Я подошла, села рядом с креслом, на пол, положила голову ей на колени, как всегда делала, с детства. Защемило в груди, стянуло. Такая родная, такая близкая. Сколько раз я так сидела, обнимая ее? В детстве, когда падала и ударялась, когда оценки получала плохие, когда на соревнованиях проигрывала… Точно так же я сидела, прижимаясь к ее коленям и воя от ужаса и боли, когда мама умерла. А она гладила и утешала. И тогда тоже. И теперь. Гладит. Успокаивает. Утешает.
— Он хороший мальчик, Катенька, я вижу. Молоденький, конечно. Но не старика же тебе. А он хороший, цельный, серьезный.
— Ба…
— Я вот маме твоей не смогла в свое время сказать… Но она, бунтарка, и не слушала меня, не сидела никогда так, как ты, котеночком не сворачивалась, ласки не искала…
Она редко говорила о маме. И теперь общая наша боль потери опять уколола, заставила слезы на глазах выступить.
— Ну что ты… Тебе не плакать надо сейчас… Он хороший мальчик. Иди. Он ждет. Мама бы твоя одобрила. И я одобряю.
— Ба…
Она подняла меня за подбородок, вытерла слезы.
— Иди.
Я поднялась, как во сне, прошла к прихожей, оделась. Выглянула в комнату. Бабушка сидела перед телевизором, спиной ко входу, смотрела "Песню года" и улыбалась.
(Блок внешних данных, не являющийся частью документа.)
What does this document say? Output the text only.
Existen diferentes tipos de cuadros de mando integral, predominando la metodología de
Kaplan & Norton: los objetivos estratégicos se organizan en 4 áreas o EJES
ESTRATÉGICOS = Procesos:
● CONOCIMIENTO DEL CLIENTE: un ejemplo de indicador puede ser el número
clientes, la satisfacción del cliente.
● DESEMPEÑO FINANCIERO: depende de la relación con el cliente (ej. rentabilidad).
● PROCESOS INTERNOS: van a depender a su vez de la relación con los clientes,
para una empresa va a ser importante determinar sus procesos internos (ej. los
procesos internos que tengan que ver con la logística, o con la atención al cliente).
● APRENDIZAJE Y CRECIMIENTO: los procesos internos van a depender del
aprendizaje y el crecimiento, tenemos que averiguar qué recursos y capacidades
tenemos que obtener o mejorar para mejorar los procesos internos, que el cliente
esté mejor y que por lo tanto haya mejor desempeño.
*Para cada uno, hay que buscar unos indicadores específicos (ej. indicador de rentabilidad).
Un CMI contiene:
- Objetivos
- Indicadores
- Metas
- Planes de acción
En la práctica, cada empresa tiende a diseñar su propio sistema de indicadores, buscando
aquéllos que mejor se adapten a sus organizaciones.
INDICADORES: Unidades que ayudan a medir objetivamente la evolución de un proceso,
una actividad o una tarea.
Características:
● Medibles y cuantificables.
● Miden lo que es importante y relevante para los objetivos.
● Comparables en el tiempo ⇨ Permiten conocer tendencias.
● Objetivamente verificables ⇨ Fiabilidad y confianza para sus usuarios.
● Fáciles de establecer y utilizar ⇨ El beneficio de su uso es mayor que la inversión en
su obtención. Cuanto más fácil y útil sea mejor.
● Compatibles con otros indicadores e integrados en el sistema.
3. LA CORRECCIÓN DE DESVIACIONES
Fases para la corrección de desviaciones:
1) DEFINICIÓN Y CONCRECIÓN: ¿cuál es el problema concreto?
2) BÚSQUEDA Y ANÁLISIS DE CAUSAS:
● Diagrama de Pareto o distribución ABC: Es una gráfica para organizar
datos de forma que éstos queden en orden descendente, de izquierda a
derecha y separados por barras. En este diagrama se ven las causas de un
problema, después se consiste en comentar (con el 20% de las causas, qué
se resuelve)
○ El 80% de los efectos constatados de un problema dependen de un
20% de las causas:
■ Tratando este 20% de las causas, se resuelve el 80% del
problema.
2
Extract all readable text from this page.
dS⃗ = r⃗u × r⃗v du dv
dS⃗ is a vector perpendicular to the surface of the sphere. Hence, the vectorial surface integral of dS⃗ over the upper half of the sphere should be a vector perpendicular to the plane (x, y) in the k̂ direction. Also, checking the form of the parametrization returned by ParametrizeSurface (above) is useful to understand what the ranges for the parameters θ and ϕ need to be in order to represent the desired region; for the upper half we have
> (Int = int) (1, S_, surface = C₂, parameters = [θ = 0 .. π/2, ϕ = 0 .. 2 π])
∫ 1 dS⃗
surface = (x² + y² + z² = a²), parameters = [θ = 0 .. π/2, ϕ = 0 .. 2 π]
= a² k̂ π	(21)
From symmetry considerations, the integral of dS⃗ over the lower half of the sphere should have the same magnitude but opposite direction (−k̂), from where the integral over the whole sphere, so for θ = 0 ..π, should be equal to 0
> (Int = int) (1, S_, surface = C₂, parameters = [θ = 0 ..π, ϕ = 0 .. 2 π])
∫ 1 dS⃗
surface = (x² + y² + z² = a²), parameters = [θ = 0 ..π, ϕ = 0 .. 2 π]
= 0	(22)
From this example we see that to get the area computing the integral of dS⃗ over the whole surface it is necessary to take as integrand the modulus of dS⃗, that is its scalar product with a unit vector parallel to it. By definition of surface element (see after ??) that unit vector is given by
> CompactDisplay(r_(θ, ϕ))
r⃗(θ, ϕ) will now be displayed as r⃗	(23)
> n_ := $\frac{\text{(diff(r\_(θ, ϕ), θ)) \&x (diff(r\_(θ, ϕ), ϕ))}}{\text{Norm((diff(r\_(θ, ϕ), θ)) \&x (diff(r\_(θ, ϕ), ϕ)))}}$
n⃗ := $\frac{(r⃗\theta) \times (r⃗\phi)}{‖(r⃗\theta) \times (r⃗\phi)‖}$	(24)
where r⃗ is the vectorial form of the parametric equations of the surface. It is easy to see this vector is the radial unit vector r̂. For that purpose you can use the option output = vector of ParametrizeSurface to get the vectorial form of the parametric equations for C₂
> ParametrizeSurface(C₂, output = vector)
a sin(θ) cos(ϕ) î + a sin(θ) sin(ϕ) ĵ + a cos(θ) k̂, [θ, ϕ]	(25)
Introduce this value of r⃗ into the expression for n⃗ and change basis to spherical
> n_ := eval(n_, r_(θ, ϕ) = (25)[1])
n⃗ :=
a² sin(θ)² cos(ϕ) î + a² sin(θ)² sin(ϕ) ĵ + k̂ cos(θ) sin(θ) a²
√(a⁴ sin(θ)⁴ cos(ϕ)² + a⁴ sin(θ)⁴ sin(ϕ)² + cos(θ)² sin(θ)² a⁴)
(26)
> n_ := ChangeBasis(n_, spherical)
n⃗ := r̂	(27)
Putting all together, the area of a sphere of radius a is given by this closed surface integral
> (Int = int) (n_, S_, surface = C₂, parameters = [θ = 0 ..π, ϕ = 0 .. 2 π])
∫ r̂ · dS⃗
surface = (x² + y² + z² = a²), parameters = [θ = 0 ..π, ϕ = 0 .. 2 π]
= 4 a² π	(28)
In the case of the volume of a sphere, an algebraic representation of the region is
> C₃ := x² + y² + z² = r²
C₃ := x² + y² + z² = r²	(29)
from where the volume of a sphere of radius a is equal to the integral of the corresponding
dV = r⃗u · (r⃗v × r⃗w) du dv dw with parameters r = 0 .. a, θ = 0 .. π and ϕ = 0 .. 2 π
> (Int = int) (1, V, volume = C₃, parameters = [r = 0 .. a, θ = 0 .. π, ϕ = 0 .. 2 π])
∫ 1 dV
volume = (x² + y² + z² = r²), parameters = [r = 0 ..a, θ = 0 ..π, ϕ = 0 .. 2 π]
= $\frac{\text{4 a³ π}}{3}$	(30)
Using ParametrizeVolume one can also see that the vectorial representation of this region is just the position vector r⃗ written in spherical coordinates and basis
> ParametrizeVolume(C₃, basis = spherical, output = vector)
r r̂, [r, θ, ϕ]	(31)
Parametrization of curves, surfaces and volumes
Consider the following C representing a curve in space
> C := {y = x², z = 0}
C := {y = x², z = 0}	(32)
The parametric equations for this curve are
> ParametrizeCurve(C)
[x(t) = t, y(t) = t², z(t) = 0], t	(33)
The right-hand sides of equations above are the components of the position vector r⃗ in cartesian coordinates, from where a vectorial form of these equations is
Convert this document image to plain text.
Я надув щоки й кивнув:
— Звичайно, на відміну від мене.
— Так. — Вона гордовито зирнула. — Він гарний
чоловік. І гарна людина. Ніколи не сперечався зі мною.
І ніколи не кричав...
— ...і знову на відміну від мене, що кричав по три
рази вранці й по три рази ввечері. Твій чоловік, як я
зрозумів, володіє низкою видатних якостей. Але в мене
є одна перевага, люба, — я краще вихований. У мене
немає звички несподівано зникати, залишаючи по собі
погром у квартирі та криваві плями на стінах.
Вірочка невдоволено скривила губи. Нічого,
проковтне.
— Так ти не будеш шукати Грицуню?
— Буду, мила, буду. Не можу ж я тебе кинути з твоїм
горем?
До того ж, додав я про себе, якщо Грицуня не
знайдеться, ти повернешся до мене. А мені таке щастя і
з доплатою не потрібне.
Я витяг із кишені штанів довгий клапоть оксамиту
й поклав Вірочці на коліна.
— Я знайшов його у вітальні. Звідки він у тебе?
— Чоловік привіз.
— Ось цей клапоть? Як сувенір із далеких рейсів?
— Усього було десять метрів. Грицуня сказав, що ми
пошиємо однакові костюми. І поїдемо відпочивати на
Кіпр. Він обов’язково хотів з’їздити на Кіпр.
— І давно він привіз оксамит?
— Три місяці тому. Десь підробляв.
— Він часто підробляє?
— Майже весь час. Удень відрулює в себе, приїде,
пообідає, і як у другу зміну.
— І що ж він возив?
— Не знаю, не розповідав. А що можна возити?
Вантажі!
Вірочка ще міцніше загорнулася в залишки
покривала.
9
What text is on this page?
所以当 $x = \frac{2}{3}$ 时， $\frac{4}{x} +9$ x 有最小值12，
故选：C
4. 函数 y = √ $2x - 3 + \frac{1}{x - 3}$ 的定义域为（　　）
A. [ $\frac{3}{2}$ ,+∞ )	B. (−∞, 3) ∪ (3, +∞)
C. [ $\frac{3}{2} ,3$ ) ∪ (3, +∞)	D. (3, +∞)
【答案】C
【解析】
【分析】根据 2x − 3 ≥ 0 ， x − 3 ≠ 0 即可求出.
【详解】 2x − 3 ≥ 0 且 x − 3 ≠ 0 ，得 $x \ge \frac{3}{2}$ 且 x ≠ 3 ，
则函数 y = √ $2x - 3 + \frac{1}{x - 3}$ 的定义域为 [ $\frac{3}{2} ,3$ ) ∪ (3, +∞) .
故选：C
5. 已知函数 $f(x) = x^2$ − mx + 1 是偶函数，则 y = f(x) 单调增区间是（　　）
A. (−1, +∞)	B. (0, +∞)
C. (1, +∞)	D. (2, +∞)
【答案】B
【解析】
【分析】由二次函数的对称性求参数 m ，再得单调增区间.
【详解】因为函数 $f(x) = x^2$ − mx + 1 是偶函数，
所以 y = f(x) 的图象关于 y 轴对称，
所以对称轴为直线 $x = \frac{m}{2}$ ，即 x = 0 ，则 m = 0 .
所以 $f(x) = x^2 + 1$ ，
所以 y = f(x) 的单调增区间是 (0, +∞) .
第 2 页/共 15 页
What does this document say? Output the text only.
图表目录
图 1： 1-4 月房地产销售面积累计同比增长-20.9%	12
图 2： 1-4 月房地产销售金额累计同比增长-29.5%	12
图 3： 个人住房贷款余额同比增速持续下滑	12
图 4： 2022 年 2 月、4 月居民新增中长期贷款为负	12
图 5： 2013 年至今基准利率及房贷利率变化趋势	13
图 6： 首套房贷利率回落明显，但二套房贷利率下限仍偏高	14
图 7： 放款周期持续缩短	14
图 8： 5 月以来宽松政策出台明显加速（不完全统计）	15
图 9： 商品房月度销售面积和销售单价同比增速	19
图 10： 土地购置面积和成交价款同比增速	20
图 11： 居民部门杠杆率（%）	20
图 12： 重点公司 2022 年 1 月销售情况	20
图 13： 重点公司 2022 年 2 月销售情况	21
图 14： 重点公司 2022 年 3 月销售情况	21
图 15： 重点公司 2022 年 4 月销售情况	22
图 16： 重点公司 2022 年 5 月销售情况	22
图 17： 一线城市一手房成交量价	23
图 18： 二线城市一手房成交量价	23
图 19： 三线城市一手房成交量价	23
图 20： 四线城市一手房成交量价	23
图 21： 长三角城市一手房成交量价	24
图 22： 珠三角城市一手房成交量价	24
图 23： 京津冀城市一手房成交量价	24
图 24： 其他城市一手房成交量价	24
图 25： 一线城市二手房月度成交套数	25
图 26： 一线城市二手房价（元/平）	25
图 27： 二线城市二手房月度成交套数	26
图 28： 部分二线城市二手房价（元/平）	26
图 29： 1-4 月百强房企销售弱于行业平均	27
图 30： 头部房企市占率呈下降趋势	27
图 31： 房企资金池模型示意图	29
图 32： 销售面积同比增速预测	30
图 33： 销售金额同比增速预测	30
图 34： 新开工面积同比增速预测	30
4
Аслан ждал меня возле машины, подхватил с разбегу на руки, как когда-то, совсем недавно, а, кажется, в другой жизни, в подъезде, когда я, наплевав на все, навстречу к нему бежала, и поцеловал.
И затискал, задышал жарко в шею, сжимая крепко, не желая отпускать:
— Моя, моя, моя… Сука, думал, не дождусь… Поехали скорей, поехали…
Усадил меня в машину, и с юзом, по-мальчишески вырулил со двора. А я только рассмеялась счастливо, чувствуя, что впереди только светлое что-то, счастливое. И что это непременно будет. Поймала взгляд Аслана на своих коленках, и сердце зашлось в предвкушении. Того, что будет. Непременно будет.
19
— Я не пущу!
Я отвернулась от кипящего Аслана, чувствуя, как сама закипаю. Рабовладелец, блин! Не пустит он! Да я его, можно сказать, из вежливости спрашиваю!
— Не думай даже! Знаю я, чем вы там занимаетесь!
О, а вот это уже интересно! И чем же это таким мы там занимаемся?
— И чем же, по-твоему, мы таким занимаемся? А? На даче? Три женщины?
— Да какие три женщины? — взъярился Аслан, раздувая ноздри породистого носа. Орел, блин. Не орел, козел! Упертый! — Как только ты туда едешь, сразу же там и историк нарисовывается!